Many of today's birthday parties for children seem to be on steroids. Some parties have 20 children in attendance for expensive activities like horse back riding or painting your own pottery. Ugh, we cannot afford that, but that doesn't mean our parties must be a boring flop.
I like to keep parties at home and follow the basic rule of inviting one more child than the age of the child until they are 10. For the Golightlys, March Madness translates to birthdays upon birthdays. (June must be a hot conception month.)
Little Pie turns ten this year and we will be serving a high tea for ten of her friends. I've been preparing for a year. The above assortment of tea cups will serve as party favors. I've been scanning thrift stores for months to pick just the right cup at the right price. This has been a lesson in patience and since I have the party favors set, all I really need to do is prepare the table. I acquired each teacup and saucer for around $2. Each find gave me a pleasant feeling of a small accomplishment; something we could all use these days. And, I brought each new cup and saucer home for Little Pie to see which offered her satisfaction and anticipation.
A funny thing happened near the end of my acquisition. I discovered one of the tea cups was quite valuable. (Guess now and I'll let you know at the end of the post.)
As noted in the former post, A place of possibilities, if one Dumps their retail mindset, the thrift store becomes a place of many unimagined opportunities.
If you have children or enjoy entertaining, consider the thrift store a resource. The items found there will be more fun than paper horns and tiny bubble blowers that discount retailers sell. In many cases, they'll be less expensive too and won't be so quick to become landfill fodder. To me, favors bought at party stores/discount retailers scream, "I'm not worth keeping!" Is that really what you want to give a guest?

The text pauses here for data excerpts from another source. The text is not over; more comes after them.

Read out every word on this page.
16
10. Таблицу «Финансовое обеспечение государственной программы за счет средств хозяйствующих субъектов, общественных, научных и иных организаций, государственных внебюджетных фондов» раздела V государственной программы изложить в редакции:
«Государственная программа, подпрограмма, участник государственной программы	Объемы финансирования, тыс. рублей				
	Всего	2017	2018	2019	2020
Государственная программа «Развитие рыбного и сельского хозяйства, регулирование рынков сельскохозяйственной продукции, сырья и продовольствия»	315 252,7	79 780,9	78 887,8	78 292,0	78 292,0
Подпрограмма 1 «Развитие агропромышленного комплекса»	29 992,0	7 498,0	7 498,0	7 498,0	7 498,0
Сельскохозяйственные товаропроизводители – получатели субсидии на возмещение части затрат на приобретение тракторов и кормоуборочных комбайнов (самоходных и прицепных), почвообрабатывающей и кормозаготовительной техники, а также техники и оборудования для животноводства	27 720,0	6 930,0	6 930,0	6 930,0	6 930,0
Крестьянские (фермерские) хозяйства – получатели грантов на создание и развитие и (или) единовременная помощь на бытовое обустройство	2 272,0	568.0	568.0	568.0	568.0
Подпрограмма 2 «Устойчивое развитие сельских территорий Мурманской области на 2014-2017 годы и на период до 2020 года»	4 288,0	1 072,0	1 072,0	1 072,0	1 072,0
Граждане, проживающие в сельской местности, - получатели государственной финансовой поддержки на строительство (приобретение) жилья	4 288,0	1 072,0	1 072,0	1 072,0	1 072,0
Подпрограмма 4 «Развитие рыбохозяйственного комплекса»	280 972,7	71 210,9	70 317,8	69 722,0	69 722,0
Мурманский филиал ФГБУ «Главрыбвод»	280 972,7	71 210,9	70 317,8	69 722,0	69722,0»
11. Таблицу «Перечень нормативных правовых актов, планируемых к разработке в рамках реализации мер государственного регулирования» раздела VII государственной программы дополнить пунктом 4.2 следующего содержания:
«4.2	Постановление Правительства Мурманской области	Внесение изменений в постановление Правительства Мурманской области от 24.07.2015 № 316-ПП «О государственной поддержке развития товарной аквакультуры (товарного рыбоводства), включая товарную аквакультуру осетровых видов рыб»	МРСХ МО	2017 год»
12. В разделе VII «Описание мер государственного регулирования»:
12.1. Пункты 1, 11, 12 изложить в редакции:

Not only can you find the favors at thrift but you can lay a beautiful full place-setting (china, glasses, and silver-plate flatware) for under $5 from the thrift store. This is one incredible place for those who love to entertain.
Follows are a few easy ideas for party favors al a thrift. To be successful, plan ahead with patience. I promise it will take a stressful situation and make it less stressful. And, the chances that guests will actually value their favors skyrockets.
Sometimes we find things we never imagined, like these tiny clay tea pots, $3 bought all. These pots were in Little Pie's holiday stocking but easily could have been darling party favors.
All these marbles were found thrift for about $8. How about a cultural renewal on playing marbles? I do a lot of gardening about our 111-year-old home. When building out a new bed, I usually find old change like a buffalo nickel buried in the soil. I've also found several marbles.
Empty nesting dolls are easily found at thrift stores from 50 cents to a dollar. They're darling and could hold candy as a favor.
Paper parasols are another easy score in thrift stores. They run from $2-$4 each. Always check them to ensure they are not torn; there's about a 60% chance they're not. What little girl does not love a parasol?
Even small teapots can be gathered.
I purchased five pounds of old crayons thrift for $2. Little Pie and I recycled those old crayons into what we call pastel pies. We made over 250 pastel pies - that's enough favors for a classroom party!
They're really quite lovely and - if you wish - you can name your own colors.
Visit our sister blog, Mommy Golightly to learn how to make Little Pie's pastel pies.
Need more ideas? How about silk scarves, jewelry, collectible teaspoons, aprons, handkerchiefs? Or, you could host a party to make personal crowns from thrifted supplies. A few of my friends have handed out cash and cut kids lose in a thrift store. Believe it or not, teens especially love that one and usually have a fashion show afterward to see who landed the coolest score.
It doesn't end with party favors. Paper plates, napkins, paper lanterns, place-cards and invitations are easy thrift finds. I purchased Little Pie's invitations about six months ago, an unopened box of printable pink cards from Papyrus for about $2.
Try some patience and plan ahead. We all need practice on patience these days. Be open to possibilities and shop thrift. Thrift is not standard retail, think Portobello Road or a Parisian flea market with items unexpected. For example, I saw an antique rapier in the case of my neighbor thrift just this Saturday. I've seen so many exotic things, it's hard to remember them all.
As for the pastel pies, Piper and I noted something interesting in a few of them. What do you see in each pastel pie below?
Little Pie and I see a woman with a papoose on her back on the left. We see a child's face in the lower left of the middle pastel pie. A squirrel appeared to us on the right pastel pie.
Post Script: The teacup on the right with the violets was produced by James Kent, Ltd. pattern 5018. It's probably worth about 2,500% what I paid for it.